Working as a Museum Curator in an old building can be very frustrating, especially when the building is leaking and falling apart. One can try to stop nature, but man is also part of the deterioration. Let me tell you of just one example. My co-workers and I have documented countless times our ceiling is leaking, all from an outside, clogged gutter. When the repair division investigates, usually days later, they state since the roof is not currently leaking – there isn’t anything they can do about it. We then reiterate the reason why the ceiling isn’t leaking is because it’s not raining outside. After cautious deliberating, they state when it rains again to give them a call, and they will be immediately over. Of course, when it rains and we call, nobody in the repair division picks up the phone.

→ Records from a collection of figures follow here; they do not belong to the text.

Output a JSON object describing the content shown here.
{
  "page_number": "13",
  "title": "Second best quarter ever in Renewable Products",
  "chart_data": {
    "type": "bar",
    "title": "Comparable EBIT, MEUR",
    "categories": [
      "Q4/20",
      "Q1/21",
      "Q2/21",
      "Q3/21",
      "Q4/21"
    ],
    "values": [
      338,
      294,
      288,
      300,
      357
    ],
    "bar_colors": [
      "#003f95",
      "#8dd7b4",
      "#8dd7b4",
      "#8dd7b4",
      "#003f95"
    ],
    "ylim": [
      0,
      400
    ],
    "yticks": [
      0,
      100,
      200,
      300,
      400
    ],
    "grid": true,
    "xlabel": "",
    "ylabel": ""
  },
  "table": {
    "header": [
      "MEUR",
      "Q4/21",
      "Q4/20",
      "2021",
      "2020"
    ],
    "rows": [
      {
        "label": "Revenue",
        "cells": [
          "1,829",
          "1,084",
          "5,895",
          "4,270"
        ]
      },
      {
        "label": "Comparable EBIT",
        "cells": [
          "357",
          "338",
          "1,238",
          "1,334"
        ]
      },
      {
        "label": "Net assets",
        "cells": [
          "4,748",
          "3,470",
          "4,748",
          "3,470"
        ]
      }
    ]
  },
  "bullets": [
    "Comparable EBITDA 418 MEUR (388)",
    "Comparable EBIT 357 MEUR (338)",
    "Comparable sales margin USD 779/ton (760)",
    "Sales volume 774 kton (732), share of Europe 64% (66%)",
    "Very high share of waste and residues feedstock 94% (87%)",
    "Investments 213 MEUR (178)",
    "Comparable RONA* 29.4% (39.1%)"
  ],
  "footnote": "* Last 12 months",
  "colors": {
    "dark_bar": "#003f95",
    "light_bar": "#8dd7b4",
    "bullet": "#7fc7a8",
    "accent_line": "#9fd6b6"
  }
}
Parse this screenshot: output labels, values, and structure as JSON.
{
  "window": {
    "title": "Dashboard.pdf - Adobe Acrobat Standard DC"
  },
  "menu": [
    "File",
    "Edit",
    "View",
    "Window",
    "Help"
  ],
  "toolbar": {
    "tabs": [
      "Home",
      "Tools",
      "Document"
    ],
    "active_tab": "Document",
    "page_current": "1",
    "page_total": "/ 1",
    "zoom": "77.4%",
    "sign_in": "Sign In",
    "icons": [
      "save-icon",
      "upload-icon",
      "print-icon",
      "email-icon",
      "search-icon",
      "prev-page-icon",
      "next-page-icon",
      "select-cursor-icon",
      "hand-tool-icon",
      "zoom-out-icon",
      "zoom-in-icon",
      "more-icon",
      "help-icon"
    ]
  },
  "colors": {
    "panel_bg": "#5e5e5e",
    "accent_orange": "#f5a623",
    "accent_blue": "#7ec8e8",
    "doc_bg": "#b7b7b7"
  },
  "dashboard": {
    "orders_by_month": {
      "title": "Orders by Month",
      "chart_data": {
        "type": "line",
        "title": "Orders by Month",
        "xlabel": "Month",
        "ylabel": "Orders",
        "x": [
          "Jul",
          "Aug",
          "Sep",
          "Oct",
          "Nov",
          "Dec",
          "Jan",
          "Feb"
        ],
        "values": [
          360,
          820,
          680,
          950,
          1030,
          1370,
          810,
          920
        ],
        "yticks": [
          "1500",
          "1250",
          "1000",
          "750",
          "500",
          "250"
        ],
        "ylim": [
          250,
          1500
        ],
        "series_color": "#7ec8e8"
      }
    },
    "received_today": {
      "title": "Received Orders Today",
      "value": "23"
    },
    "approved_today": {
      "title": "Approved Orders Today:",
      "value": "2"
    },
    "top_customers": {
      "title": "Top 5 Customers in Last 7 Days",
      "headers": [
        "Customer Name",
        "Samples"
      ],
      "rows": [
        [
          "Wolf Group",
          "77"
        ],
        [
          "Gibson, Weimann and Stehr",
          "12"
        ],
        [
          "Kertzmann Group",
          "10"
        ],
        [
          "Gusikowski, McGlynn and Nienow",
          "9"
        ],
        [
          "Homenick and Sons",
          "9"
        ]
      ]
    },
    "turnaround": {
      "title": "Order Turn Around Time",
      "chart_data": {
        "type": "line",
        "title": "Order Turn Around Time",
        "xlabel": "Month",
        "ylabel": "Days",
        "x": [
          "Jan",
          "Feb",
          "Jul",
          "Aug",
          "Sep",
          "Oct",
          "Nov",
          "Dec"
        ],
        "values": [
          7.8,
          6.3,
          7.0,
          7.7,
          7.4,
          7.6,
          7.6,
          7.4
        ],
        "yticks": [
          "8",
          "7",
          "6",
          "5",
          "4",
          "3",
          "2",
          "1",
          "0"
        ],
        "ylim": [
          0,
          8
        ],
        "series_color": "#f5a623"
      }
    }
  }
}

            One day, after a great torrential downpour, I came into the office to find about four ceiling tiles had fallen onto the floor, and the ceiling was leaking. The computer on the desk underneath was completely ruined. Worst of all, some twenty historical color prints were wet. Again, we called for repairs but nobody came over to fix the problem. Due to the lack of any kind of work ethic by the repair division, one of my co-workers designed and made a drain spout out of bubble-pop wrapping material and high-density mailing tape. The water funneled into a bucket and reserved the flow of incoming water. To our surprise, it worked rather well and received rather inspiring comments from outside researchers visiting our office.

            Strangely enough, a repair division employee came into our office one day, unannounced and without us calling him. He looked around the area and asked us if we had any problems. Obviously, our previous trouble calls were not documented. We showed him our hand-made system. He looked at it with an introspective eye and rubbed his hand underneath his chin.

            He said after a few strokes, “You know, it would cheaper to build a metal version of what you guys made rather than trying to fix the problem from the outside.”

            I innocently asked, “You tell me, doing all that is cheaper than cleaning the gutters?”

            He responded, “The paperwork involved with cleaning gutters is a nightmare. It’s so much cheaper to build an interior metal awning.”

            After an hour discussing his project, he told us he would be back soon to finally solve this on-going problem. Our days of waiting now have turned into weeks. Our homemade system is still standing and working. The repair division has never returned to fix the gutters or to build the interior-metal awning. On the bright side, at least they fixed the water-fountain problem in our library, which used to shoot a foot more than usual – wetting the surprised drinker and the library’s books at the same time. For them to fix that problem, well, it only took a year.